Hong Kong is a great example as to how you could do without the trade barriers and at the same time chalk up great trade volumes and economic prosperity at the same time. As I said, trade is very important to us and the volume of trade represents several times of our total GDP. If you look at the past year, for example, despite the slowdown of the global economy, we are doing reasonably well with our new partners. If you look at the two countries I mentioned, two of the countries as I mentioned in my (Policy) Address. For the first ten months of last year, our export to India increased by 12 per cent compared to the same period in 2015, and the export to UAE (United Arab Emirates), went up by 14 per cent compared to the same period in 2015. A little Hong Kong is India’s seventh, eighth largest trading partner. So I am a firm believer in free trade. More free trade. And that’s why we have been working very hard and we have been having very regular meetings with my colleagues in the Trade and Industry Department, and want to sort of keep abreast with the latest negotiation with each and every of the ten partner countries of ASEAN (Association of South East Asian Nations). As I said, ASEAN is our second largest trading partner when comes to merchandise trade, and we are looking forward to concluding our last negotiations with all member countries of ASEAN in late March. So yes, we will do whatever we can as to what China and Hong Kong should do with TPP. I think we’ll let the dust settle for a while and then we’ll make a decision.
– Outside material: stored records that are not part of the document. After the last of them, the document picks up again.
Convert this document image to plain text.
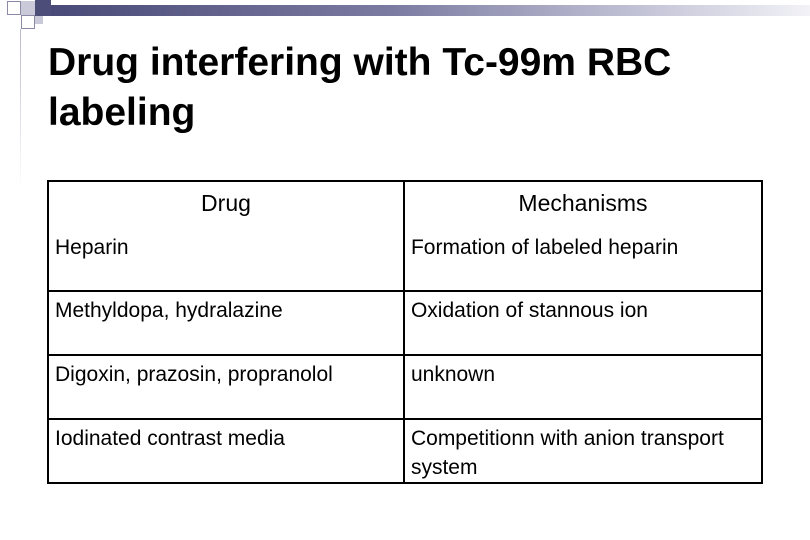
Drug interfering with Tc-99m RBC labeling
Drug	Mechanisms
Heparin	Formation of labeled heparin
Methyldopa, hydralazine	Oxidation of stannous ion
Digoxin, prazosin, propranolol	unknown
Iodinated contrast media	Competitionn with anion transport system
Moderator: Certainly I think the US will be an exciting year for us to observe. Well, let’s try on this side. There is a hand raised on table 26.
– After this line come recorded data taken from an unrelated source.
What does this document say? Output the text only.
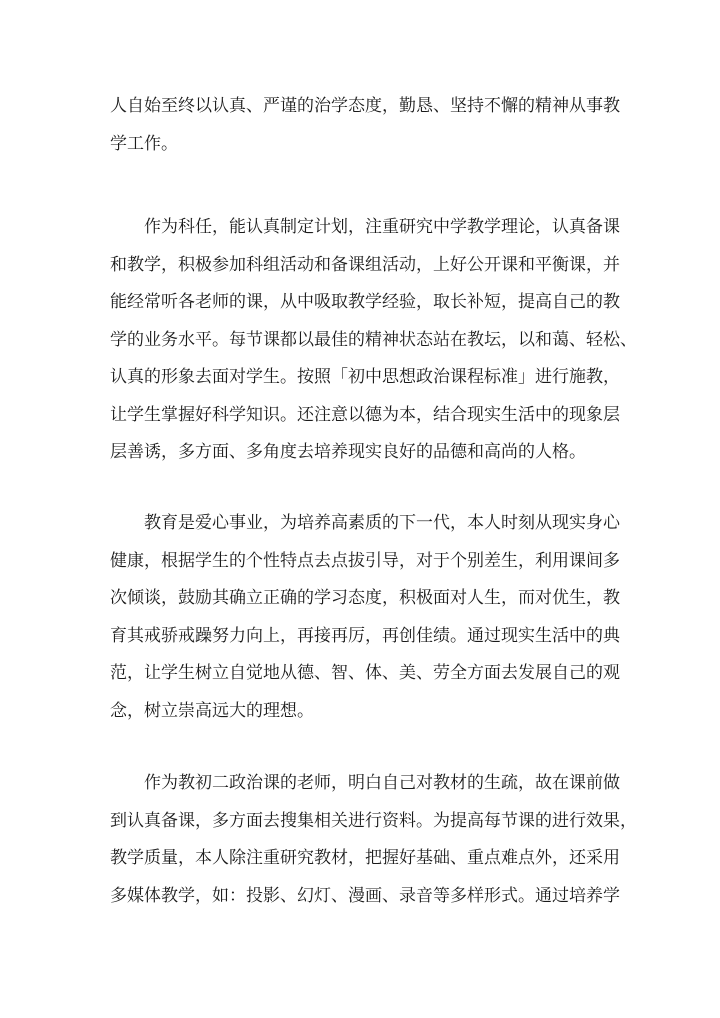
人自始至终以认真、严谨的治学态度，勤恳、坚持不懈的精神从事教
学工作。
作为科任，能认真制定计划，注重研究中学教学理论，认真备课
和教学，积极参加科组活动和备课组活动，上好公开课和平衡课，并
能经常听各老师的课，从中吸取教学经验，取长补短，提高自己的教
学的业务水平。每节课都以最佳的精神状态站在教坛，以和蔼、轻松、
认真的形象去面对学生。按照「初中思想政治课程标准」进行施教，
让学生掌握好科学知识。还注意以德为本，结合现实生活中的现象层
层善诱，多方面、多角度去培养现实良好的品德和高尚的人格。
教育是爱心事业，为培养高素质的下一代，本人时刻从现实身心
健康，根据学生的个性特点去点拔引导，对于个别差生，利用课间多
次倾谈，鼓励其确立正确的学习态度，积极面对人生，而对优生，教
育其戒骄戒躁努力向上，再接再厉，再创佳绩。通过现实生活中的典
范，让学生树立自觉地从德、智、体、美、劳全方面去发展自己的观
念，树立崇高远大的理想。
作为教初二政治课的老师，明白自己对教材的生疏，故在课前做
到认真备课，多方面去搜集相关进行资料。为提高每节课的进行效果，
教学质量，本人除注重研究教材，把握好基础、重点难点外，还采用
多媒体教学，如：投影、幻灯、漫画、录音等多样形式。通过培养学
Attendee: Thank you. Andrew Wells, Lai Sun Group. First of all, thanks to the Chief Executive for his presentation today and for all his efforts over the last five years on all of our behalves. My question relates to land and housing. I’m sure we all welcome the long-term possibilities put forward by brownfield sites, reclamation and so on. But in the short term, what we have seen is very high prices being paid at auction which has the result of, of course, increasing prices at the retail level, irrespective of what developers may wish to do. In the short term, my question then is - can the government look at, first, reintroducing at least to some extent, a tendering system such as operated in the days I remember. And secondly, looking at the system of lease modification, which currently for developers in Hong Kong is both very expensive and very time consuming, which is why some may be prepared to pay the high auction cost rather than actually use up their existing land bank. So, could we perhaps have some quicker wins through those measures? Thank you.
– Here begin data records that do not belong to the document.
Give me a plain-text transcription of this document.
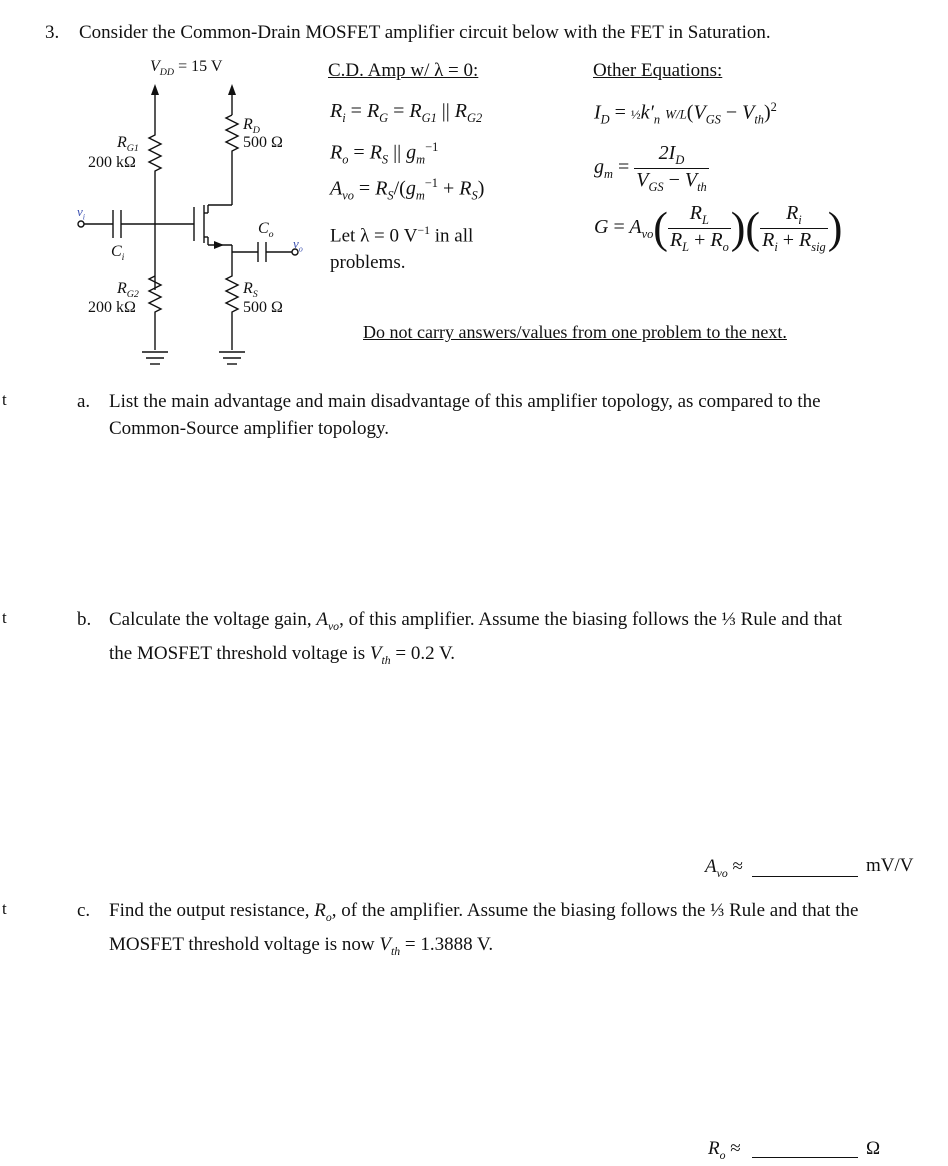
3. Consider the Common-Drain MOSFET amplifier circuit below with the FET in Saturation.
$V_{DD} = 15$ V
$R_{G1}$
200 kΩ
$R_{G2}$
200 kΩ
$R_D$
500 Ω
$R_S$
500 Ω
$C_i$
$C_o$
$v_i$
$v_o$
C.D. Amp w/ λ = 0:
$R_i = R_G = R_{G1}$ || $R_{G2}$
$R_o = R_S$ || $g_m^{-1}$
$A_{vo} = R_S/(g_m^{-1} + R_S)$
Let λ = 0 $V^{-1}$ in all
problems.
Other Equations:
$I_D$ = $\frac{1}{2}k'_n$ $W/L(V_{GS} - V_{th})^2$
$g_m = \frac{2I_D}{V_{GS} - V_{th}}$
$G = A_{vo}( \frac{R_L}{R_L + R_o}$ )( $\frac{R_i}{R_i + R_{sig}}$ )
Do not carry answers/values from one problem to the next.
t
t
t
a. List the main advantage and main disadvantage of this amplifier topology, as compared to the Common-Source amplifier topology.
b. Calculate the voltage gain, $A_{vo}$, of this amplifier. Assume the biasing follows the ⅓ Rule and that the MOSFET threshold voltage is $V_{th} = 0.2$ V.
$A_{vo}$ ≈	mV/V
c. Find the output resistance, $R_o$, of the amplifier. Assume the biasing follows the ⅓ Rule and that the MOSFET threshold voltage is now $V_{th} = 1.3888$ V.
$R_o$ ≈	Ω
Chief Executive: Your second question first, Andrew. We are doing whatever we can to speed up the lease modification process. The modification itself is not time consuming. What is time consuming, as things often turn out, is the period to get developers agree with government’s evaluation of modification premium. I mean, we are getting onto technical grounds. Modification premium is the additional money you pay government that represents the enhancement in the value of the piece of land as a result of changing from one use to another use, from industrial use to commercial use for example. The two sides don’t always see eye to eye on this. And that’s why, I introduced - with a lot of efforts, to get all parties agreed - I introduced this arbitration mechanism, basically allowing developers, land owners to take government to arbitration, so that’s there is finality to determine what is the right level of premium. But somehow that mechanism is not triggered by developers as often as I would like to see. So far, I might be a bit outdated. But we waited a long while and we wouldn’t have one singular case of arbitration. So the mechanism is still there. As far as government is concerned, we have increased resources to make sure that we shortened our turnaround time as much as possible. The question of selling government land - we have been using tender. Cannot remember when was the last time we sold by auction. Coincidentally, the private sector has not been using auction either. The private sector has been using tender as the sort of normal way of disposing of landed properties as well. But what we’re saying in the development industry is that we have many more new entrances to the market. Gone are the days when people complained about oligopoly - that we always sell land to a fixed number of developers in Hong Kong that you can count them by your fingers on one hand. Now, you read in the newspapers all these new bidders, new arrivals on the market. And every time, we attract, and every tender attracts more than fifteen bidders. Keen competition and this is one of the reasons behind high prices we fetch in the market. But I think in the end, supply is a crux. The crux of matter is really supply and we are increasing new supply. And if you are really interested in all the details, there is a long chapter on what we are doing short-term, medium-term and long-term.
Moderator: Okay, well, I want to thank all your questions. I was signalled the running of time, so if you would join me to give a big hand to Mr Leung for this question-and-answer section.